Maersk today (December 16) signed an international freight supply chain management partnership with consumer goods giant Unilever, effective from 2022. A key goal of the four-year deal is to increase operational efficiency but also drive reductions in emissions.

Maersk will provide operational management of Unilever’s international ocean and air transport, using its digital supply chain platform, NeoNav.

“NeoNav offers actionable insights on optimising the supply chain in terms of carbon emissions,” said Aymeric Chandavoine, head of logistics and services at AP Moller – Maersk.  

Unilever has 2039 net zero target 

The company plans to be net zero by 2039. On the products front, its sustainability efforts have seen it transition to plant-based products and also developing fossil-fuel-free cleaning and laundry products. Unilever owns more than 400 brands and in 2020 had a turnover of 51bn euros. Among its household brands are Lynx, Dove, Wall's ice creams, Hellmann's, Knorr and Lipton. 

As with all multinationals, much of its carbon footprint lies in its supply chain, which makes the Maersk deal significant.

“We’re delighted to be working with Maersk to unify our global ocean and air logistics operations,” said Unilever global logistics and fulfilment VP Michelle Grose. “Not only does this end-to-end approach reduce waste, the added visibility will help us achieve our target of becoming carbon neutral by 2039.” 

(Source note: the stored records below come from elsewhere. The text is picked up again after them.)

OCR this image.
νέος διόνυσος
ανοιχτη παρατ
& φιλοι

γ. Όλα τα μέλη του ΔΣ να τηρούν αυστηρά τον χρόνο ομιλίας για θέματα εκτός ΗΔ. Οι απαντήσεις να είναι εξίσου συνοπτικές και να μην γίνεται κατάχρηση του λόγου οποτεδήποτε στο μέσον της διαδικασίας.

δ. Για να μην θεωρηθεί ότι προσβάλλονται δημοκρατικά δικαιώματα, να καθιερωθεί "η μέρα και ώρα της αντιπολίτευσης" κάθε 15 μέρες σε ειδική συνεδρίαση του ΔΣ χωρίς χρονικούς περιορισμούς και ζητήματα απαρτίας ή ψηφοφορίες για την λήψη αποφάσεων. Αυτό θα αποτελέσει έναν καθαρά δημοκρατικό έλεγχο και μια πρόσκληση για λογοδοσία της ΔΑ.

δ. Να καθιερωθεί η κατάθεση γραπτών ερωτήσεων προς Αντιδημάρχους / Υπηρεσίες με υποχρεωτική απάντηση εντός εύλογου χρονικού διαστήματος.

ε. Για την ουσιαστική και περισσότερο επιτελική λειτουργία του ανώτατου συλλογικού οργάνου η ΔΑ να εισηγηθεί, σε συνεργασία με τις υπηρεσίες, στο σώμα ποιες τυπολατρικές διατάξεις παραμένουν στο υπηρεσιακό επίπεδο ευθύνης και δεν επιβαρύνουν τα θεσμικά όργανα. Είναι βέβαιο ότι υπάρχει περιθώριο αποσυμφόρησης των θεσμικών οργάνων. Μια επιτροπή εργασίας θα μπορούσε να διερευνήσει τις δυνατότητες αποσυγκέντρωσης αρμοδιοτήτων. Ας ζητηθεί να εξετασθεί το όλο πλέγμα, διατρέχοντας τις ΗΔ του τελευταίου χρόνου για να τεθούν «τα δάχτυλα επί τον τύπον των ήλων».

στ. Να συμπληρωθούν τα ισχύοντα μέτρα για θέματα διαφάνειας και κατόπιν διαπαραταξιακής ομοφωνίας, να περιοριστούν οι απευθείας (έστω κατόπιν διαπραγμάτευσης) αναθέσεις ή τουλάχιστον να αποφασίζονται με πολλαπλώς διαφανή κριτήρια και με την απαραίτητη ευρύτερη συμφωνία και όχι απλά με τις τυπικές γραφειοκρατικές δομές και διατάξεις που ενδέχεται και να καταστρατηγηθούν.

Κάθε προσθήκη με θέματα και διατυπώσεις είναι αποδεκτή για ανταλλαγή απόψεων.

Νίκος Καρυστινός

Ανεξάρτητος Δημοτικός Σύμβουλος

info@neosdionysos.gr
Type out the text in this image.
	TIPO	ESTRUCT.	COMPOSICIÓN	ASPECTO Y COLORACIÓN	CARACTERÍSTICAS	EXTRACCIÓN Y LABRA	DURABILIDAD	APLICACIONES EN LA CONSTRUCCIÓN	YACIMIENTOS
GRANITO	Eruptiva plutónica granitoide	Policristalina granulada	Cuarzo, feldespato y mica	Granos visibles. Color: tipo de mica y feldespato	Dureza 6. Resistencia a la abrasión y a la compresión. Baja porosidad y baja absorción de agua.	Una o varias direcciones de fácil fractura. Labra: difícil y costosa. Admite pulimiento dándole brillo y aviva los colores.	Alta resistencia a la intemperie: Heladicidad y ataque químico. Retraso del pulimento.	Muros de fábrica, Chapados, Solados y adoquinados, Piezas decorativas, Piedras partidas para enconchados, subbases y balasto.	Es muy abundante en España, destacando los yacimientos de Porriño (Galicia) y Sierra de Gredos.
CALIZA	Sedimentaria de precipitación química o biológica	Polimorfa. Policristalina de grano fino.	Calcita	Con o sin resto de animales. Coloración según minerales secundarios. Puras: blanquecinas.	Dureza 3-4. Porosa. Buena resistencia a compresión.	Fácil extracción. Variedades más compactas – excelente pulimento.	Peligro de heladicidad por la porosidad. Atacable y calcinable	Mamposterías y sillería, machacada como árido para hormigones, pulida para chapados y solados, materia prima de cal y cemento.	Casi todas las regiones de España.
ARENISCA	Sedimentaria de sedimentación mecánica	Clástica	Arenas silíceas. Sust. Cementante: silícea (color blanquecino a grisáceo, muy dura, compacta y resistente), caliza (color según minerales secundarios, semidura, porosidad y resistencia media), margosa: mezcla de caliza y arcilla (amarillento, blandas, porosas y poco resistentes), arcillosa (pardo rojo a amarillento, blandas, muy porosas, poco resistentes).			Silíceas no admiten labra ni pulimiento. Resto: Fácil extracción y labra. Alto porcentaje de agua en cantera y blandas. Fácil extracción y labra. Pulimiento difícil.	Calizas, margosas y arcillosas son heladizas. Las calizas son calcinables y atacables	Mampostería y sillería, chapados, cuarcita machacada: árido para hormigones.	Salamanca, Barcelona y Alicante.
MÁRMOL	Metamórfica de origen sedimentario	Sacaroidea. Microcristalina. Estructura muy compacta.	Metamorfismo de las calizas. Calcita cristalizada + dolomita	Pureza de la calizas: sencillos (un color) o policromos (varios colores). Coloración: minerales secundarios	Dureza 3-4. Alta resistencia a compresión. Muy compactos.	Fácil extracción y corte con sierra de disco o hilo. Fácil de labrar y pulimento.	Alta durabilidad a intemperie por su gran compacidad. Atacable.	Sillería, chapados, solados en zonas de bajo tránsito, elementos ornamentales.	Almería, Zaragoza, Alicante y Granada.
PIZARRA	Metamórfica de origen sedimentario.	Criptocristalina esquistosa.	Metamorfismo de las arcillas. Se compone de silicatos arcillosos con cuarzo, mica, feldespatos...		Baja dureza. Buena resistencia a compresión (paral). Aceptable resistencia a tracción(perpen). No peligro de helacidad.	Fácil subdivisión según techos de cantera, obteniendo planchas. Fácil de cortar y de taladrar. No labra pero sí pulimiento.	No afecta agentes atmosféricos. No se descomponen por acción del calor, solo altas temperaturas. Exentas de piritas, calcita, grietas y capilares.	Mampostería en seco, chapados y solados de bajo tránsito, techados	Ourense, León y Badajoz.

In May this year, the two companies signed a three-year long-term business development sustainability roadmap, at a Unilever summit in Singapore for 350 of its strategic partners.

Both Maersk and Unilever were also among nine big brands who last year created the Transform to Net Zero initiative, an initiative to deliver research, guidance, and roadmaps to help all businesses achieve net zero emissions by 2050.